STEM jobs are growing dramatically as technology continues to evolve. Between 2009 and 2015, the industry increased by 10.5 percent — double the growth of comparable non-STEM occupations. In spite of this exponential growth, women only make up 25 percent of the STEM workforce. What is keeping girls from seeking STEM careers?
Sexism and Sexual Harassment
Popular media may be focusing on the sexual harassment cases that keep coming out of Hollywood, but this culture is no less pervasive and damaging in STEM fields. It's become such a problem that U.S. Sen. Kamala Harris of California has introduced a bill explicitly designed to combat sexism and sexual harassment in the industry.

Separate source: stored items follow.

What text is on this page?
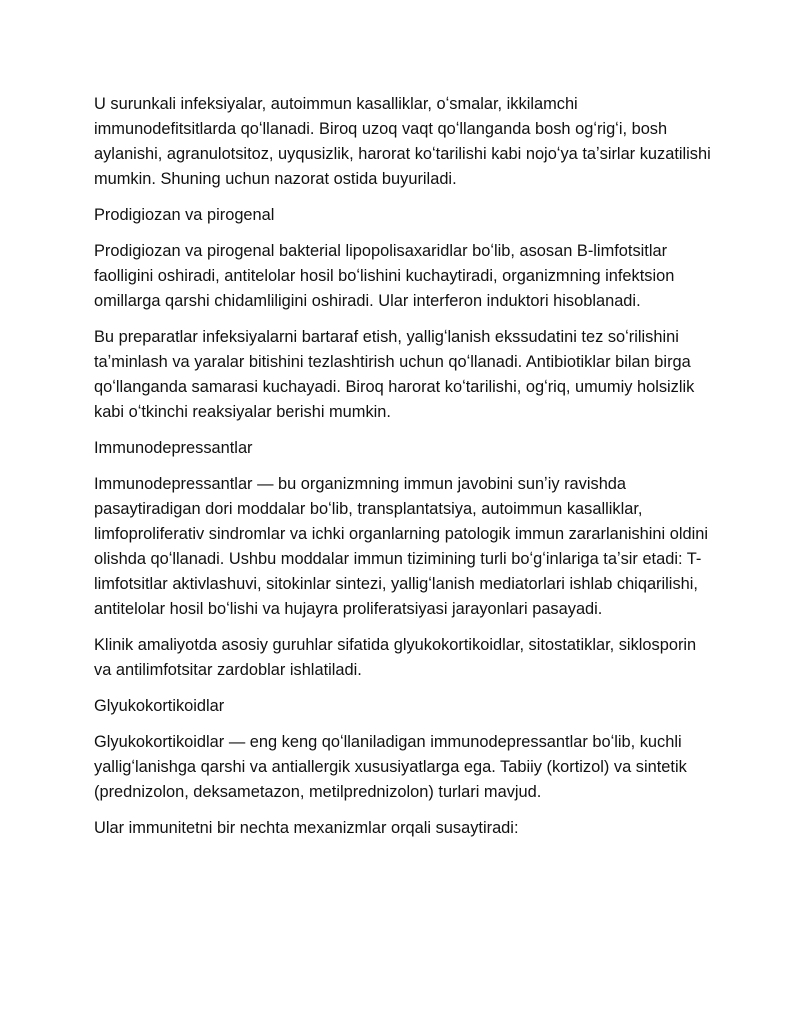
U surunkali infeksiyalar, autoimmun kasalliklar, oʻsmalar, ikkilamchi immunodefitsitlarda qoʻllanadi. Biroq uzoq vaqt qoʻllanganda bosh ogʻrigʻi, bosh aylanishi, agranulotsitoz, uyqusizlik, harorat koʻtarilishi kabi nojoʻya taʼsirlar kuzatilishi mumkin. Shuning uchun nazorat ostida buyuriladi.

Prodigiozan va pirogenal

Prodigiozan va pirogenal bakterial lipopolisaxaridlar boʻlib, asosan B-limfotsitlar faolligini oshiradi, antitelolar hosil boʻlishini kuchaytiradi, organizmning infektsion omillarga qarshi chidamliligini oshiradi. Ular interferon induktori hisoblanadi.

Bu preparatlar infeksiyalarni bartaraf etish, yalligʻlanish ekssudatini tez soʻrilishini taʼminlash va yaralar bitishini tezlashtirish uchun qoʻllanadi. Antibiotiklar bilan birga qoʻllanganda samarasi kuchayadi. Biroq harorat koʻtarilishi, ogʻriq, umumiy holsizlik kabi oʻtkinchi reaksiyalar berishi mumkin.

Immunodepressantlar

Immunodepressantlar — bu organizmning immun javobini sunʼiy ravishda pasaytiradigan dori moddalar boʻlib, transplantatsiya, autoimmun kasalliklar, limfoproliferativ sindromlar va ichki organlarning patologik immun zararlanishini oldini olishda qoʻllanadi. Ushbu moddalar immun tizimining turli boʻgʻinlariga taʼsir etadi: T-limfotsitlar aktivlashuvi, sitokinlar sintezi, yalligʻlanish mediatorlari ishlab chiqarilishi, antitelolar hosil boʻlishi va hujayra proliferatsiyasi jarayonlari pasayadi.

Klinik amaliyotda asosiy guruhlar sifatida glyukokortikoidlar, sitostatiklar, siklosporin va antilimfotsitar zardoblar ishlatiladi.

Glyukokortikoidlar

Glyukokortikoidlar — eng keng qoʻllaniladigan immunodepressantlar boʻlib, kuchli yalligʻlanishga qarshi va antiallergik xususiyatlarga ega. Tabiiy (kortizol) va sintetik (prednizolon, deksametazon, metilprednizolon) turlari mavjud.

Ular immunitetni bir nechta mexanizmlar orqali susaytiradi:
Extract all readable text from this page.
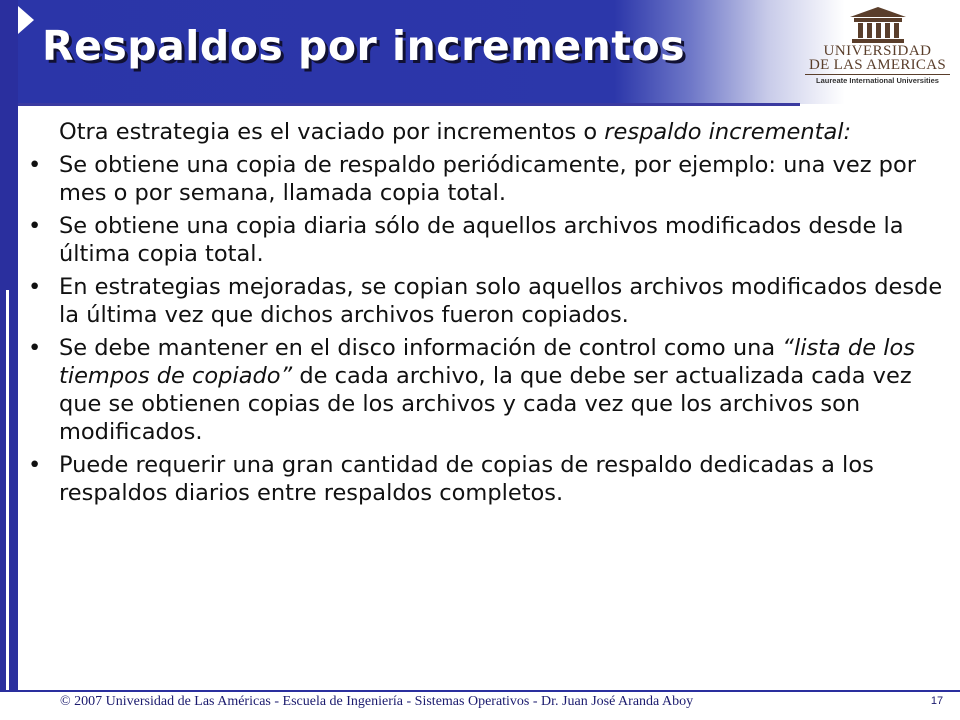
Respaldos por incrementos	UNIVERSIDAD
DE LAS AMERICAS
Laureate International Universities

Otra estrategia es el vaciado por incrementos o respaldo incremental:

• Se obtiene una copia de respaldo periódicamente, por ejemplo: una vez por mes o por semana, llamada copia total.
• Se obtiene una copia diaria sólo de aquellos archivos modificados desde la última copia total.
• En estrategias mejoradas, se copian solo aquellos archivos modificados desde la última vez que dichos archivos fueron copiados.
• Se debe mantener en el disco información de control como una “lista de los tiempos de copiado” de cada archivo, la que debe ser actualizada cada vez que se obtienen copias de los archivos y cada vez que los archivos son modificados.
• Puede requerir una gran cantidad de copias de respaldo dedicadas a los respaldos diarios entre respaldos completos.
© 2007 Universidad de Las Américas - Escuela de Ingeniería - Sistemas Operativos - Dr. Juan José Aranda Aboy	17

This bill, dubbed the Combatting Sexual Harassment in Science Act of 2019, authorizes more than $17 million a year for research into the causes and consequences of sexual harassment in these fields.

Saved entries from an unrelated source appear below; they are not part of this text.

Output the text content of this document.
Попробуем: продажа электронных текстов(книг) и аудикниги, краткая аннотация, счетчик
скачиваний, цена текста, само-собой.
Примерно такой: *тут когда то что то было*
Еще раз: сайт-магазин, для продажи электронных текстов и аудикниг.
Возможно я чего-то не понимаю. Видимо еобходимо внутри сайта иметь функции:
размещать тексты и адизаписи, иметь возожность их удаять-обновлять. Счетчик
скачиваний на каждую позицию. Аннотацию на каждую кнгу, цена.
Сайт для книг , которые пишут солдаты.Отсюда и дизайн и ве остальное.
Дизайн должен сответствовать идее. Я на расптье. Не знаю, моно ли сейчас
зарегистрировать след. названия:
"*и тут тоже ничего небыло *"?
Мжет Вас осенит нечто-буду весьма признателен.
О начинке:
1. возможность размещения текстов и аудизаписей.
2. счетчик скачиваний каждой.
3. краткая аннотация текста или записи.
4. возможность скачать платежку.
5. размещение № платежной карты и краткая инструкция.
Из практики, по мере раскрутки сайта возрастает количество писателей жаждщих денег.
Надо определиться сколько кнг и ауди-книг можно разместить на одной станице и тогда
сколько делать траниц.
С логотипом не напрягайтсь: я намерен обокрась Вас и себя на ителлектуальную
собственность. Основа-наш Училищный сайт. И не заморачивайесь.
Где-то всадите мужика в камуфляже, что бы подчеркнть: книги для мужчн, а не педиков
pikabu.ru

This bill is a long time coming. One report found that when it comes to sexual harassment and sexist behaviors, the academic and STEM arenas are second only to the military. About 58 percent of women in the field experience sexual harassment at some point in their career.
Like many other fields, STEM careers have long been considered a men's game, and that gender has dominated the industry for decades.
As with most industries, STEM careers are steeped in stereotypes — and many parents of budding STEM prodigies still believe them. When asked about their child's favorite subject in school, parents of boys will are more likely to say math than parents of girls. Both genders choose math equally when asked their favorite subject.
This belief in these outdated stereotypes leads many parents to discourage girls from careers in STEM, even if they're not doing it directly. Girls spend their lives listening to these stereotypes, and they affect their performance even if they're not thinking about it.
Once a girl has heard that "girls aren't good at math," that little voice will be there in the back of her mind every time she takes a test, discouraging her and stressing her out. This additional stress, in turn, negatively impacts her ability to succeed in STEM.
It seems strange to be talking about bad science when encouraging girls to try STEM careers, but it's one of the many obstacles standing between young girls and a career in the sciences. The idea that boys are made to build and girls are made to have children goes back centuries, but even today some authors publishing books perpetuate that outdated ideal.
Scientifically, there is very little difference between male and female brains. The psychological differences between the two genders are minute at best, and only occur on an individual level, so the broad descriptors can't and shouldn't be applied to an entire gender. Scientifically, men and women can succeed in STEM careers, but right now, only boys are encouraged to follow through with their love of math or science.
Helping Girls Choose STEM
It's up to us, as parents, teachers and allies, to encourage girls to consider careers in STEM. We need to do whatever we can to defeat those stereotypes and bad science that keep our young women from becoming the scientists, mathematicians and engineers they dream of becoming. It's possible — a young scientist named Katie Bouman just inadvertently became the face of the Black Hole project that was all over the news recently.
We need to learn how to encourage our daughters, sisters and friends rather than discouraging them from pursuing a career in STEM and potentially changing how we see the world.